Das Portrait
: Kunstliebhaber und Camorra-Oberboß

■ Francesco Schiavone

Edgar Wallace hätte seine helle Freude gehabt: So wie Italiens Anti-Mafia-Polizei DIA am Samstag den derzeit gefürchtetsten Camorra-Boß Neapels aufgespürt und gefaßt hat, gibt es das sonst nur in den unterirdischen Gruft- und Kanaljagden des englischen Kriminalromans.
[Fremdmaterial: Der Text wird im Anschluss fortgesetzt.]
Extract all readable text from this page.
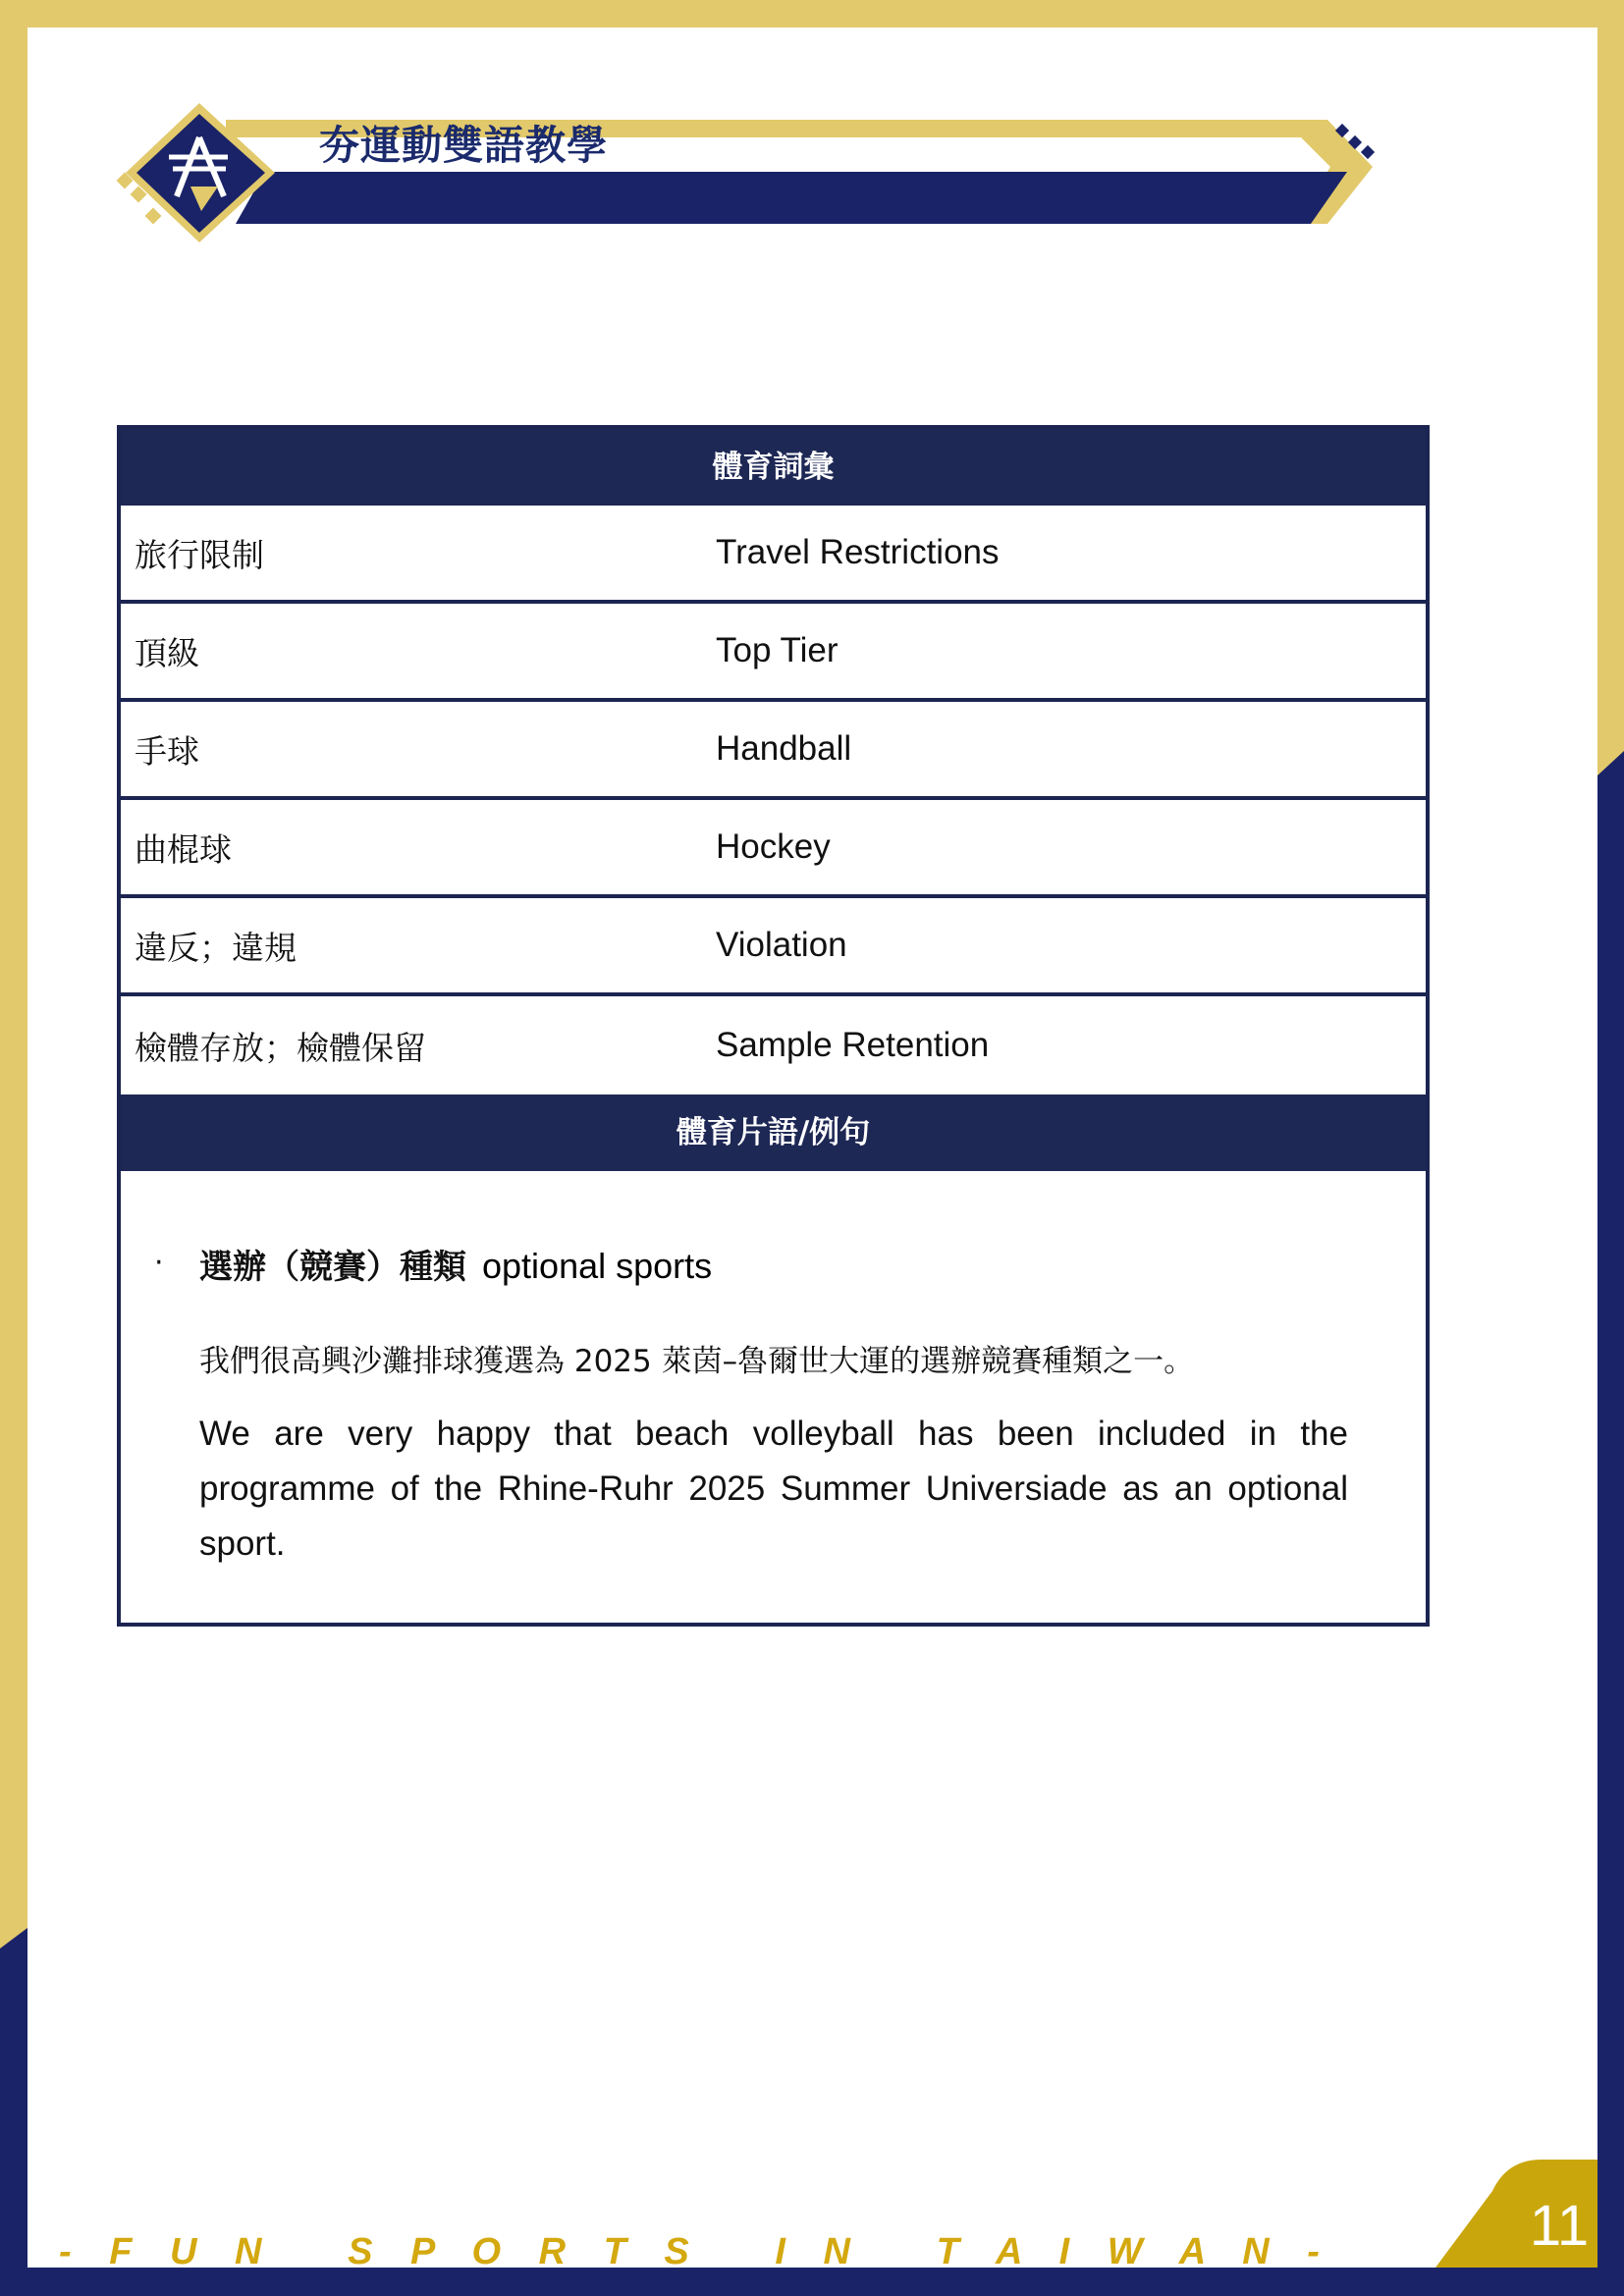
夯運動雙語教學
體育詞彙
旅行限制	Travel Restrictions
頂級	Top Tier
手球	Handball
曲棍球	Hockey
違反；違規	Violation
檢體存放；檢體保留	Sample Retention
體育片語/例句
· 選辦（競賽）種類 optional sports
我們很高興沙灘排球獲選為 2025 萊茵–魯爾世大運的選辦競賽種類之一。
We are very happy that beach volleyball has been included in the programme of the Rhine-Ruhr 2025 Summer Universiade as an optional sport.
- F U N   S P O R T S   I N   T A I W A N -	11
Francesco Schiavone, 44, seit 25 Jahren mit dem Spitznamen „Sanokan“ aus der gleichnamigen Fernsehserie, lebte in einem regelrechten Bunkergeflecht hinter verschiebbaren Mauern und unter absenkbaren Böden, versehen mit heimlichen Ausgängen und inmitten eines Proviantvorrates, so daß er trotz der großen Zahl seiner mit ihm lebenden Familienmitglieder monatelang ohne Kontakt zur Außenwelt hätte existieren können.

Dem Aussehen nach kommt er daher wie ein eher ländlicher Typ, die Wohnungseinrichtung dagegen läßt einen Intellektuellen und musischen Menschen vermuten: Neben zwei Computeranlagen mit Internetanschluß war da eine reichhaltige Bibliothek mit Werken vor allem aus der bildenden Kunst. Dazu ein Atelier, in dem der Boß zahlreiche Ölgemälde geschaffen hat, darunter auch Selbstbildnisse und historische Szenen. Schwer zu glauben, daß dieser Mann wegen zahlreicher Morde gesucht wurde – mindestens neun haben die Staatsanwälte in ganz Italien und auch in Frankreich mittlerweile zur Anklage gebracht – und daß es sich bei ihm um die derzeit nahezu unumstrittene Nummer eins der neapolitanischen Unterwelt handeln soll.

Nachdem der vorige Oberboß Carmine Alfieri vor drei Jahren gefaßt wurde und dessen Clan langsam in anderen Gruppen aufgegangen war, hat sich offenbar „Sandokan“, der erstmals mit 18 Jahren wegen Gewalttätigkeiten ins Gefängnis kam, mit Hausmacht in der nördlichen Campania zwischen Caserta und Mondragone zum Oberbefehlshaber der großen Camorra-Gruppen aufgeschwungen. Zugute gekommen ist ihm dabei offenbar seine nahezu unbegrenzte Fähigkeit, sich und seine Leute auch bei Politikern unentbehrlich zu machen: Mehr als zwei Dutzend Verbindungen zu Stadträten und regionalen Entscheidungsträgern sind bereits gerichtsnotorisch.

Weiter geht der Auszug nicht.